As the first U.S.-born pope, whose family history includes both enslaved people and slave owners, Leo delivered this apology in his first encyclical, “Magnifica Humanitas,” which was released on Monday. The document addresses safeguarding humanity in an era of increasing reliance on artificial intelligence. Leo connected the trans-Atlantic slave trade to new forms of slavery and colonialism fueled by the digital revolution, such as unregulated labor required to procure rare minerals needed for AI chips.

This apology responds to decades of calls by Black American Catholics, activists, and scholars for the Holy See to atone for its role in the colonial-era trade in human beings. In his encyclical, Leo wrote: “It is impossible not to feel deep sorrow when contemplating the immense suffering and humiliation endured by so many in stark contrast to their immeasurable dignity as persons infinitely loved by the Lord. For this, in the name of the Church, I sincerely ask for pardon.”

Centuries of Legitimizing Slavery for European Colonizers

The Vatican has long maintained that it upheld the dignity of all human beings as children of God. However, a series of 15th-century directives from the Vatican authorized Portuguese sovereigns to conquer Africa and the Americas and enslave non-Christians. In 1452, Pope Nicholas V issued the papal bull Dum Diversas, granting the Portuguese king the right to invade, conquer, fight, and subjugate non-Christians and take their possessions, including land. The bull also allowed for the enslavement of these individuals.

Another bull, Romanus Pontifex, issued three years later, formed the basis of the Doctrine of Discovery, a theory that legitimized the colonial-era seizure of land in Africa and the Americas. These permissions were confirmed or renewed by subsequent popes, including Pope Callixtus III in 1456, Pope Sixtus IV in 1481, and Pope Leo X in 1514.

Spanish kings received similar rights for the Americas. In 2023, the Vatican formally repudiated the Doctrine of Discovery, but it never formally rescinded the bulls themselves. The Vatican insists that a later bull, Sublimis Deus in 1537, reaffirmed that Indigenous peoples shouldn’t be deprived of their liberty or property and weren’t to be enslaved.
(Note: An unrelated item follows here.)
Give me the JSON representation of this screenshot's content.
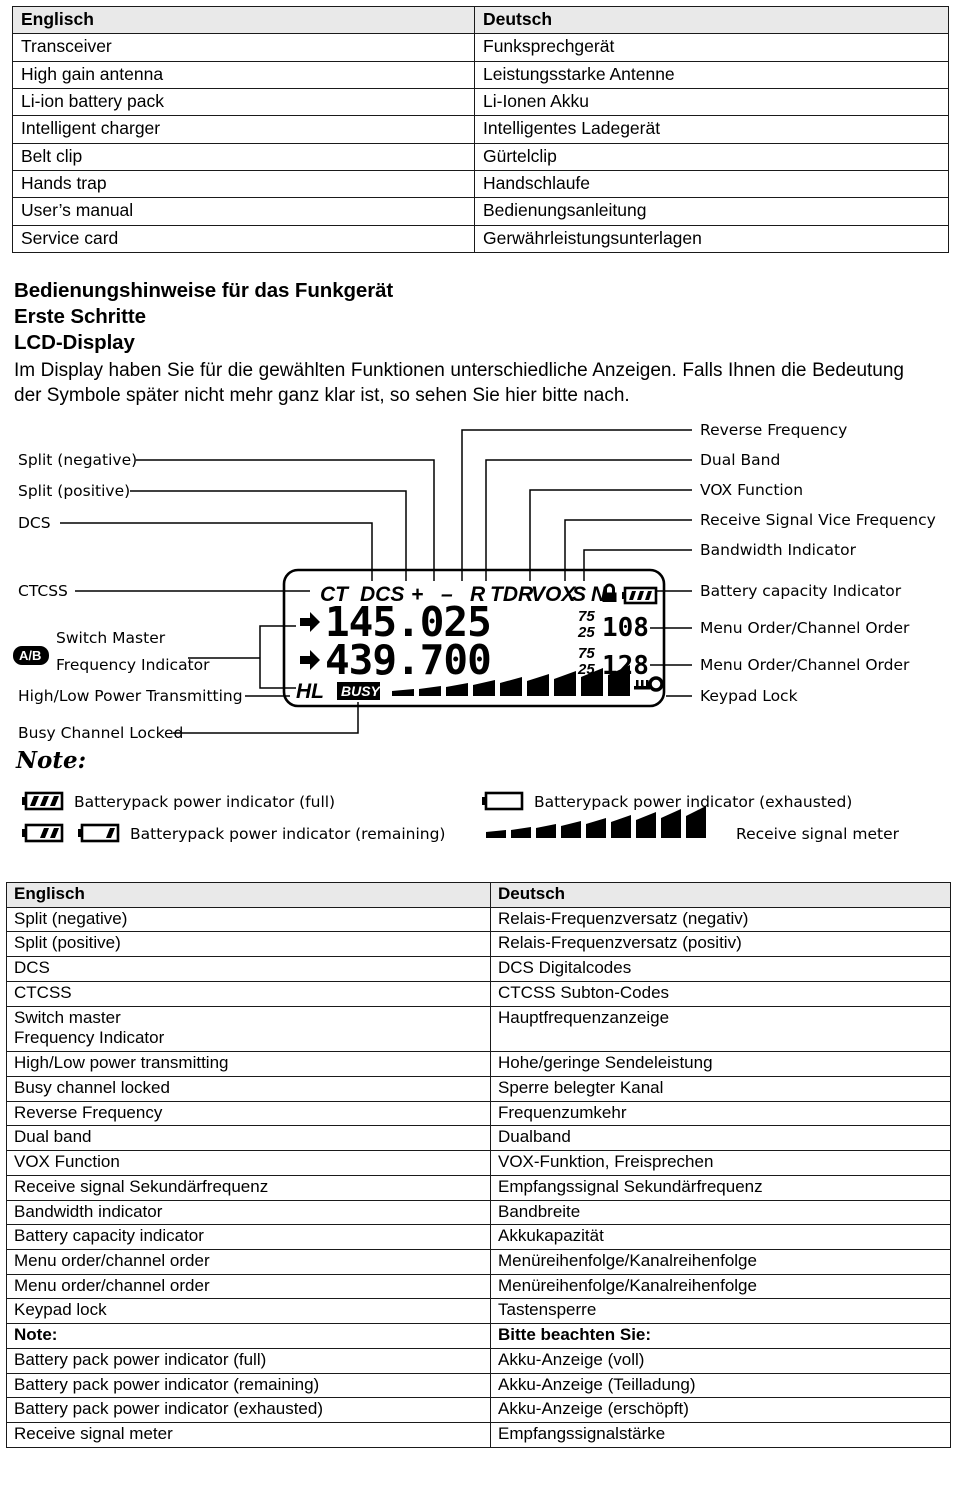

The Holy See Late to Condemn Slavery

In his encyclical, Leo recalled that Pope Leo XIII was the first pope to explicitly condemn slavery in 1888, though this came long after many countries had already abolished it. Before that, even church institutions had slaves during antiquity and the Middle Ages.
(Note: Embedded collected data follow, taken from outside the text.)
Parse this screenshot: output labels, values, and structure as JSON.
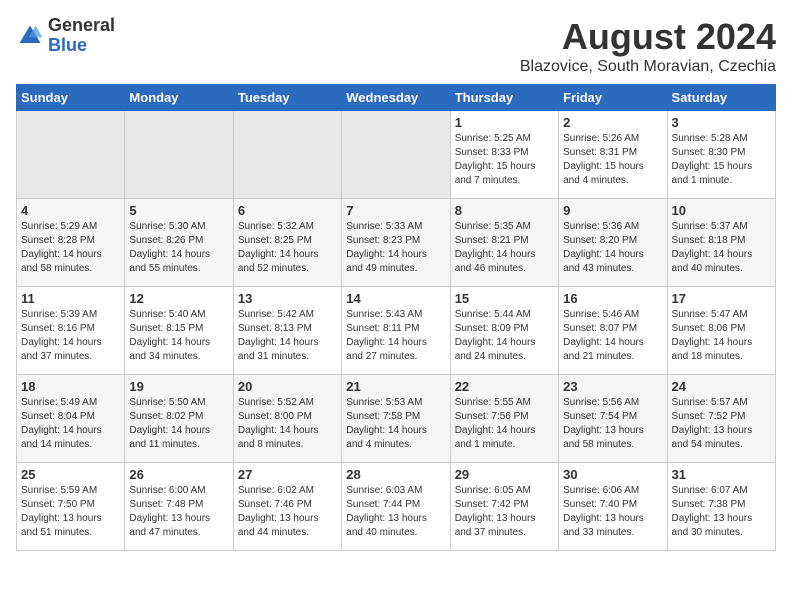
{
  "logo": {
    "general": "General",
    "blue": "Blue"
  },
  "title": "August 2024",
  "subtitle": "Blazovice, South Moravian, Czechia",
  "days_of_week": [
    "Sunday",
    "Monday",
    "Tuesday",
    "Wednesday",
    "Thursday",
    "Friday",
    "Saturday"
  ],
  "weeks": [
    [
      {
        "day": "",
        "info": ""
      },
      {
        "day": "",
        "info": ""
      },
      {
        "day": "",
        "info": ""
      },
      {
        "day": "",
        "info": ""
      },
      {
        "day": "1",
        "info": "Sunrise: 5:25 AM\nSunset: 8:33 PM\nDaylight: 15 hours and 7 minutes."
      },
      {
        "day": "2",
        "info": "Sunrise: 5:26 AM\nSunset: 8:31 PM\nDaylight: 15 hours and 4 minutes."
      },
      {
        "day": "3",
        "info": "Sunrise: 5:28 AM\nSunset: 8:30 PM\nDaylight: 15 hours and 1 minute."
      }
    ],
    [
      {
        "day": "4",
        "info": "Sunrise: 5:29 AM\nSunset: 8:28 PM\nDaylight: 14 hours and 58 minutes."
      },
      {
        "day": "5",
        "info": "Sunrise: 5:30 AM\nSunset: 8:26 PM\nDaylight: 14 hours and 55 minutes."
      },
      {
        "day": "6",
        "info": "Sunrise: 5:32 AM\nSunset: 8:25 PM\nDaylight: 14 hours and 52 minutes."
      },
      {
        "day": "7",
        "info": "Sunrise: 5:33 AM\nSunset: 8:23 PM\nDaylight: 14 hours and 49 minutes."
      },
      {
        "day": "8",
        "info": "Sunrise: 5:35 AM\nSunset: 8:21 PM\nDaylight: 14 hours and 46 minutes."
      },
      {
        "day": "9",
        "info": "Sunrise: 5:36 AM\nSunset: 8:20 PM\nDaylight: 14 hours and 43 minutes."
      },
      {
        "day": "10",
        "info": "Sunrise: 5:37 AM\nSunset: 8:18 PM\nDaylight: 14 hours and 40 minutes."
      }
    ],
    [
      {
        "day": "11",
        "info": "Sunrise: 5:39 AM\nSunset: 8:16 PM\nDaylight: 14 hours and 37 minutes."
      },
      {
        "day": "12",
        "info": "Sunrise: 5:40 AM\nSunset: 8:15 PM\nDaylight: 14 hours and 34 minutes."
      },
      {
        "day": "13",
        "info": "Sunrise: 5:42 AM\nSunset: 8:13 PM\nDaylight: 14 hours and 31 minutes."
      },
      {
        "day": "14",
        "info": "Sunrise: 5:43 AM\nSunset: 8:11 PM\nDaylight: 14 hours and 27 minutes."
      },
      {
        "day": "15",
        "info": "Sunrise: 5:44 AM\nSunset: 8:09 PM\nDaylight: 14 hours and 24 minutes."
      },
      {
        "day": "16",
        "info": "Sunrise: 5:46 AM\nSunset: 8:07 PM\nDaylight: 14 hours and 21 minutes."
      },
      {
        "day": "17",
        "info": "Sunrise: 5:47 AM\nSunset: 8:06 PM\nDaylight: 14 hours and 18 minutes."
      }
    ],
    [
      {
        "day": "18",
        "info": "Sunrise: 5:49 AM\nSunset: 8:04 PM\nDaylight: 14 hours and 14 minutes."
      },
      {
        "day": "19",
        "info": "Sunrise: 5:50 AM\nSunset: 8:02 PM\nDaylight: 14 hours and 11 minutes."
      },
      {
        "day": "20",
        "info": "Sunrise: 5:52 AM\nSunset: 8:00 PM\nDaylight: 14 hours and 8 minutes."
      },
      {
        "day": "21",
        "info": "Sunrise: 5:53 AM\nSunset: 7:58 PM\nDaylight: 14 hours and 4 minutes."
      },
      {
        "day": "22",
        "info": "Sunrise: 5:55 AM\nSunset: 7:56 PM\nDaylight: 14 hours and 1 minute."
      },
      {
        "day": "23",
        "info": "Sunrise: 5:56 AM\nSunset: 7:54 PM\nDaylight: 13 hours and 58 minutes."
      },
      {
        "day": "24",
        "info": "Sunrise: 5:57 AM\nSunset: 7:52 PM\nDaylight: 13 hours and 54 minutes."
      }
    ],
    [
      {
        "day": "25",
        "info": "Sunrise: 5:59 AM\nSunset: 7:50 PM\nDaylight: 13 hours and 51 minutes."
      },
      {
        "day": "26",
        "info": "Sunrise: 6:00 AM\nSunset: 7:48 PM\nDaylight: 13 hours and 47 minutes."
      },
      {
        "day": "27",
        "info": "Sunrise: 6:02 AM\nSunset: 7:46 PM\nDaylight: 13 hours and 44 minutes."
      },
      {
        "day": "28",
        "info": "Sunrise: 6:03 AM\nSunset: 7:44 PM\nDaylight: 13 hours and 40 minutes."
      },
      {
        "day": "29",
        "info": "Sunrise: 6:05 AM\nSunset: 7:42 PM\nDaylight: 13 hours and 37 minutes."
      },
      {
        "day": "30",
        "info": "Sunrise: 6:06 AM\nSunset: 7:40 PM\nDaylight: 13 hours and 33 minutes."
      },
      {
        "day": "31",
        "info": "Sunrise: 6:07 AM\nSunset: 7:38 PM\nDaylight: 13 hours and 30 minutes."
      }
    ]
  ]
}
Leo acknowledged the Holy See’s own role and the 15th-century papal bulls, writing: “Already in the early modern period, the Apostolic See of Rome, responding to the requests of sovereigns, intervened several times in order to regulate and legitimize forms of subjugation, and, in certain cases, including the enslavement of ‘infidels.’” He noted that it wasn’t possible to judge the morality of those decisions with today’s standards, but he emphasized the delay with which both society and the church came to denounce slavery.

“This constitutes a wound in Christian memory, one from which we cannot consider ourselves detached,” he said. Leo urged the church to firmly condemn all forms of trafficking related to the digital technological revolution to avoid future apologies for failing to respect human dignity.

Leo’s Own Family History and Past Apologies

During a 1985 visit to Cameroon, St. John Paul II asked forgiveness of Africans for the slave trade on behalf of Christians who participated in it, but not for the popes’ own role in it. In 1992, he denounced the injustice of slavery and called it a “tragedy of a civilization that called itself Christian.”

According to genealogical research published by Henry Louis Gates Jr., 17 of Leo’s American ancestors were Black, listed in census records as mulatto, Black, Creole, or free persons of color. His family tree includes both slaveholders and enslaved people.

During a recent visit to Angola, Leo prayed at a Catholic shrine located at the site of an important hub of the African slave trade during Portugal’s colonial rule. While at the Sanctuary of Mama Muxima, he recalled the “sorrow and great suffering” Angolans endured for centuries, but he did not specifically address slavery.